„Europa zurückerobern“: Sebastian Kurz entdeckt das Potenzial der Evangelikalen
„Wir sind ein Team von leidenschaftlichen Nachfolgern Gottes, die aus unterschiedlichen Hintergründen kommen aber eines gemeinsam haben – wir sind alle radikal verändert durch die Liebe von Jesus“: So stellt sich das Team von „Awakening Europe“ auf seiner Webseite vor.
Hinter der Veranstaltung „Awakening Austria“, die vom 13.-16. Juni mit 10 000 Teilnehmern in einer ausverkauften Wiener Stadthalle über die Bühne ging, steht das Netzwerk der GODfest Ministeries Inc., das vom australischen Prediger Ben Fitzgerald gegründet wurde. Der ehemals drogenabhängige Australier, der es nach eigener Aussage durch den christlichen Glauben geschafft hatte, seine Sucht zu überwinden, hatte sich 2002 der Bethel-Gemeinschaft angeschlossen. Diese gehört zu den bekanntesten Vereinigungen innerhalb der Pfingstbewegung, einer evangelikalen Richtung, die den Charismatikern zuzuordnen ist.
Mit dem in Colorado ansässigen Evangelisten, Bibelschullehrer und Buchautor John Bevere war auch einer der prominentesten evangelikalen Prediger der USA in Wien als Redner eingeladen. Seine Predigten und die seiner Ehefrau Lisa werden seit Jahr und Tag unter anderem durch den Fernsehsender „God TV“ via Satellit in alle Welt übertragen.
„Wir leben, um genau diese Liebe und Kraft von Jesus in jede Nation zu bringen, in die Gott uns ruft und unsere Leben zu Verfügung zu stellen, um zu sehen, wie Gott die Geschichte zum Besseren verändert“, schildert das Awakening-Team weiter seine Mission.
ÖVP-Abgeordnete hinter Kurz‘ Gastauftritt?
Mega-Events wie jenes jüngst in Wien werden jedoch nicht nur von bekennenden Evangelikalen, Freikirchlern und Charismatikern organisiert, die allesamt auf ihre Weise einem bibeltreuen Protestantismus zuzuordnen sind. Auch bekannte katholische Netzwerker haben mitgeholfen, die Veranstaltung über die Bühne zu bringen.
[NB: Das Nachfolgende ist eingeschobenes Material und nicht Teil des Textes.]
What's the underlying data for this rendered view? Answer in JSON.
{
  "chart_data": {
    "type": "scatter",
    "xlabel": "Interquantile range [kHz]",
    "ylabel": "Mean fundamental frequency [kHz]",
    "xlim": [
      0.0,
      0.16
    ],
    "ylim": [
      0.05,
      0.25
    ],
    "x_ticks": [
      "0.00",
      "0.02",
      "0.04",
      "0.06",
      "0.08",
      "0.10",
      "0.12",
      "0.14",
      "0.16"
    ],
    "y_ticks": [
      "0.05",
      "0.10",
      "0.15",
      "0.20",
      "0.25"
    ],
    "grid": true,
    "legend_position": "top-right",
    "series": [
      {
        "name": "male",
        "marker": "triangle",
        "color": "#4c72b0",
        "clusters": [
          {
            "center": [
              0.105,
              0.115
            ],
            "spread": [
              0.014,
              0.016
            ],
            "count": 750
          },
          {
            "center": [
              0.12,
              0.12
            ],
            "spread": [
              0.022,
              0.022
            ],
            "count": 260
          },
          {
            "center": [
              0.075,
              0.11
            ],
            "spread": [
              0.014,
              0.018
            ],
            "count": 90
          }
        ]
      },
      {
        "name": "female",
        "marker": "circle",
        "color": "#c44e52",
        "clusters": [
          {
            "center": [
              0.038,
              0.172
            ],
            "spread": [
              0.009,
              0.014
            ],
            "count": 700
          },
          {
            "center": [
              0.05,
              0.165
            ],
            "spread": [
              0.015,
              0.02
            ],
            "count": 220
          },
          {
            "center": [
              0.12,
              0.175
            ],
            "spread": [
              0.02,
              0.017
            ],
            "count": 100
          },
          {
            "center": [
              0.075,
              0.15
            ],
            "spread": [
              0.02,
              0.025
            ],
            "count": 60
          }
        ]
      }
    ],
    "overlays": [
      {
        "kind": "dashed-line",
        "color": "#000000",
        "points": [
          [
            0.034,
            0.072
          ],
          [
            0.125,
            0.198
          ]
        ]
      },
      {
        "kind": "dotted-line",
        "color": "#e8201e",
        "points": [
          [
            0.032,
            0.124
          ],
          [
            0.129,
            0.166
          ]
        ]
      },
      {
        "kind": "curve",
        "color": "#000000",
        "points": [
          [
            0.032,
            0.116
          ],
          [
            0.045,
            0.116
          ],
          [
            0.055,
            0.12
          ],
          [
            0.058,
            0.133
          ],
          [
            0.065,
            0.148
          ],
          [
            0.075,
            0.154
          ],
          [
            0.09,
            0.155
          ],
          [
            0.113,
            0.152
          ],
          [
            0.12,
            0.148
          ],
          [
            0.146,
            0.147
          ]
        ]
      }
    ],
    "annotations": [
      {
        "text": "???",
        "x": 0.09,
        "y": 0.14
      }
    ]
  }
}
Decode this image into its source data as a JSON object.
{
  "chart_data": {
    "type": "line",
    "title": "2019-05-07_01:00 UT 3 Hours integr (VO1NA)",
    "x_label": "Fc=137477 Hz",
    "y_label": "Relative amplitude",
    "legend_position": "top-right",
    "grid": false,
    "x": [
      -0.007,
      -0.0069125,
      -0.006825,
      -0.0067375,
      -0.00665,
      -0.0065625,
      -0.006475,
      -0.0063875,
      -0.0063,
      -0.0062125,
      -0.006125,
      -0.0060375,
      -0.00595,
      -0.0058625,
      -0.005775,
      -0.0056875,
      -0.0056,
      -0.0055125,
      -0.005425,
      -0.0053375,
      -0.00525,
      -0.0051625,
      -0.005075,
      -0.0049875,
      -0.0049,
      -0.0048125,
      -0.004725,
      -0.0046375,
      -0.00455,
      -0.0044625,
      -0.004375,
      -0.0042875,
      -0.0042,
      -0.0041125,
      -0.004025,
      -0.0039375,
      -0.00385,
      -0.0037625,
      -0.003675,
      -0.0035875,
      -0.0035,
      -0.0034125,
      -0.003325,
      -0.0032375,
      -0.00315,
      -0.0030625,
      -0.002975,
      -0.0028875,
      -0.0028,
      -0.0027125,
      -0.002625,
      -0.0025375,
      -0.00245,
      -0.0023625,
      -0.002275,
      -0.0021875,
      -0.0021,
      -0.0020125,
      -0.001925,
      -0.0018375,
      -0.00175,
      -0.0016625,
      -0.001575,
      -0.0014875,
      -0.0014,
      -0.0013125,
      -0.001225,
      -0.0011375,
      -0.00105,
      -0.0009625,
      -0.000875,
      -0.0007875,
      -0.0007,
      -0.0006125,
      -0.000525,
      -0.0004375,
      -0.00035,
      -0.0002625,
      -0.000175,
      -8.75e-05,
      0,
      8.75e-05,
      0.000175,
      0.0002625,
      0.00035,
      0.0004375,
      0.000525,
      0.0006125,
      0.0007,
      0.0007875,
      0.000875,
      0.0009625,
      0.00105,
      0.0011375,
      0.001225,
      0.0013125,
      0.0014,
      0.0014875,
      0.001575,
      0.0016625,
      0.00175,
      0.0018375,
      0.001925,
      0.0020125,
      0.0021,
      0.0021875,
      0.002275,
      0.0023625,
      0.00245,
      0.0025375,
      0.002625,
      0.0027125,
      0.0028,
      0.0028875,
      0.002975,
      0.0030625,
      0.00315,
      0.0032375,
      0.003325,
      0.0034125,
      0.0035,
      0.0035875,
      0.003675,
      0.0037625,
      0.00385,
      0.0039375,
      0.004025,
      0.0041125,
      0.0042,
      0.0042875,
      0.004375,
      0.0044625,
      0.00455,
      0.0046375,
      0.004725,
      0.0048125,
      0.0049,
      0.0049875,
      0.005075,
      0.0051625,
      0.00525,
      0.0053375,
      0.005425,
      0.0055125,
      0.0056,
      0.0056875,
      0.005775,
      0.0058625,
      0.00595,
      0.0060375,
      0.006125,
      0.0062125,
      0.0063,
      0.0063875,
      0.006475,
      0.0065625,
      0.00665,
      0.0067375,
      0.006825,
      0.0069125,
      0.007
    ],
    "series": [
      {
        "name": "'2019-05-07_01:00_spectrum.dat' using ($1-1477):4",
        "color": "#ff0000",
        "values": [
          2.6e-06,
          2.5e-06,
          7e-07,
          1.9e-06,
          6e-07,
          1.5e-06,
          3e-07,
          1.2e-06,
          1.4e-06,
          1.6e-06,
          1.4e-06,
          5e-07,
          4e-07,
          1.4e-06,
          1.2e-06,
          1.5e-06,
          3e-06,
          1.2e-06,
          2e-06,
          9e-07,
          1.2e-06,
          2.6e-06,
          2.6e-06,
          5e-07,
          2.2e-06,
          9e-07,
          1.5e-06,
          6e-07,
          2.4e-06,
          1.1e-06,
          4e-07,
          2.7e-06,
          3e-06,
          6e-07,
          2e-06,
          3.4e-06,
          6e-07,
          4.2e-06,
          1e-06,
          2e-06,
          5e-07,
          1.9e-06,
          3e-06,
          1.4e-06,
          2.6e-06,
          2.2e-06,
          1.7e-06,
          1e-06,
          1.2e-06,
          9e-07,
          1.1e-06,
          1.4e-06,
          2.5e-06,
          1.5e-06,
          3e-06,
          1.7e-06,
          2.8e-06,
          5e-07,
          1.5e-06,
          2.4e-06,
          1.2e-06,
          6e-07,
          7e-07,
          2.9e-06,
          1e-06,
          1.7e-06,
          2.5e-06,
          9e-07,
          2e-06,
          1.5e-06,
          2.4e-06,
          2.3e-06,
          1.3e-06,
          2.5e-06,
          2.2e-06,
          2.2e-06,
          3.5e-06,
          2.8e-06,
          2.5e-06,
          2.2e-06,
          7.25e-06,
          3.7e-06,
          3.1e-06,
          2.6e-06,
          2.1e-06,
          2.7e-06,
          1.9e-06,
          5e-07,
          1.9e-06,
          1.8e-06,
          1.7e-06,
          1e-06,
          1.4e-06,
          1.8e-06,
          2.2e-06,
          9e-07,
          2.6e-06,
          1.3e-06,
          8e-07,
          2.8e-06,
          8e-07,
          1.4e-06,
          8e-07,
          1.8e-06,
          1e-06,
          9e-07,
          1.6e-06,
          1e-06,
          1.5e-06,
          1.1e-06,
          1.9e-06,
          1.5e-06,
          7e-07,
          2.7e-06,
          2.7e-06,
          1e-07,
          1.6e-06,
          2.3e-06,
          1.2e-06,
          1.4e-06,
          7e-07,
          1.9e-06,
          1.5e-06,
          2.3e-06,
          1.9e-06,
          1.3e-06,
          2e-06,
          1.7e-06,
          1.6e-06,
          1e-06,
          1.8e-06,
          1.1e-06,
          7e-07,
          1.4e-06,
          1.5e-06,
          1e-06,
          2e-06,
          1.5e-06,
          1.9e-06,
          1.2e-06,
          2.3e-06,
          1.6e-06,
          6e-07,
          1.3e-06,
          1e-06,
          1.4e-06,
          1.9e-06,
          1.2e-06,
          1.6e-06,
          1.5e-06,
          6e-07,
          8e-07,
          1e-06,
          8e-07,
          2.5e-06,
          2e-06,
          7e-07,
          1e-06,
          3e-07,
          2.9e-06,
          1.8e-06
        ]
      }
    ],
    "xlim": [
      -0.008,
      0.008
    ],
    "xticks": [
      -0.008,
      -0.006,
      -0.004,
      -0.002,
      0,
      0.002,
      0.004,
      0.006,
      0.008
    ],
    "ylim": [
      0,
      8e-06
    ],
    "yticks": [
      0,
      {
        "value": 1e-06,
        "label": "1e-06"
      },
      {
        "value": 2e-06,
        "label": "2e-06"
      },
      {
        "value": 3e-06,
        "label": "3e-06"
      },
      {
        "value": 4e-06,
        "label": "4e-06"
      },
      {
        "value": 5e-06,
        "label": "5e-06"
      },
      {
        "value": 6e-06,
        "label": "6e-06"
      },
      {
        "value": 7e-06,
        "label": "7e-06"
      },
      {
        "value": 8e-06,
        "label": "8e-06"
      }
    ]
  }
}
Unter ihnen befinden sich der Leiter des Augsburger Gebetshauses, Johannes Hartl, und die ÖVP-Nationalratsabgeordnete Gudrun Kugler, die mit dem ehemaligen Opus-Dei-Pressesprecher Martin Kugler verheiratet ist.
Ob sie es war, die den Auftritt des Kanzlerkandidaten ihrer Partei, Sebastian Kurz, am Sonntag (16.6.) bei der Veranstaltung auf den Weg gebracht hat, ist nicht geklärt: Was man aber zeitnah wusste, ist, dass die Anwesenheit des vor wenigen Wochen vom Parlament abgewählten Kanzlers ein gewaltiges Echo in traditionellen und sozialen Medien der Alpenrepublik gefunden hat.
Ein YouTube-Video dokumentiert, wie die Teilnehmer der Veranstaltung mit erhobenen Armen für den Ex-Kanzler beten und Prediger Fitzgerald ausführt:
Vater, wir danken dir so sehr für diesen Mann. Für die Weisheit, die du ihm gegeben hast. Für das Herz.“
Weiter hieß es in der Predigt:
Wir beten und wir danken dir, dass Gerechtigkeit in einer Nation eine Nation aufrichtet. Dass Sünde für alle furchtbar ist. Wir beten, dass du ihm gerechte Führung, riesige Weisheit und viel Schutz gibst.“
ÖVP entfremdete sich seit 1980ern zunehmend von konservativen Katholiken
Dass ein – wenn auch im Moment nicht amtierender – Bundeskanzler oder überhaupt ein Mitglied der österreichischen Regierung bei einer Veranstaltung dieser Art auftritt, stellt eine erhebliche Zäsur in der österreichischen Politik insgesamt und auch für die bürgerlich-konservative ÖVP selbst dar.
Die Partei, die nach 1945 die Nachfolge der 1891 noch in der Habsburgermonarchie gegründeten Christlich-Sozialen Partei angetreten hatte, galt auch in der Zweiten Republik noch über Jahrzehnte hinweg als katholische Milieupartei. Ähnlich wie die deutsche CDU in der Ära von Generalsekretär Heiner Geißler und Familienministerin Rita Süßmuth durchlief auch die ÖVP in Österreich einen inhaltlichen Wandlungsprozess.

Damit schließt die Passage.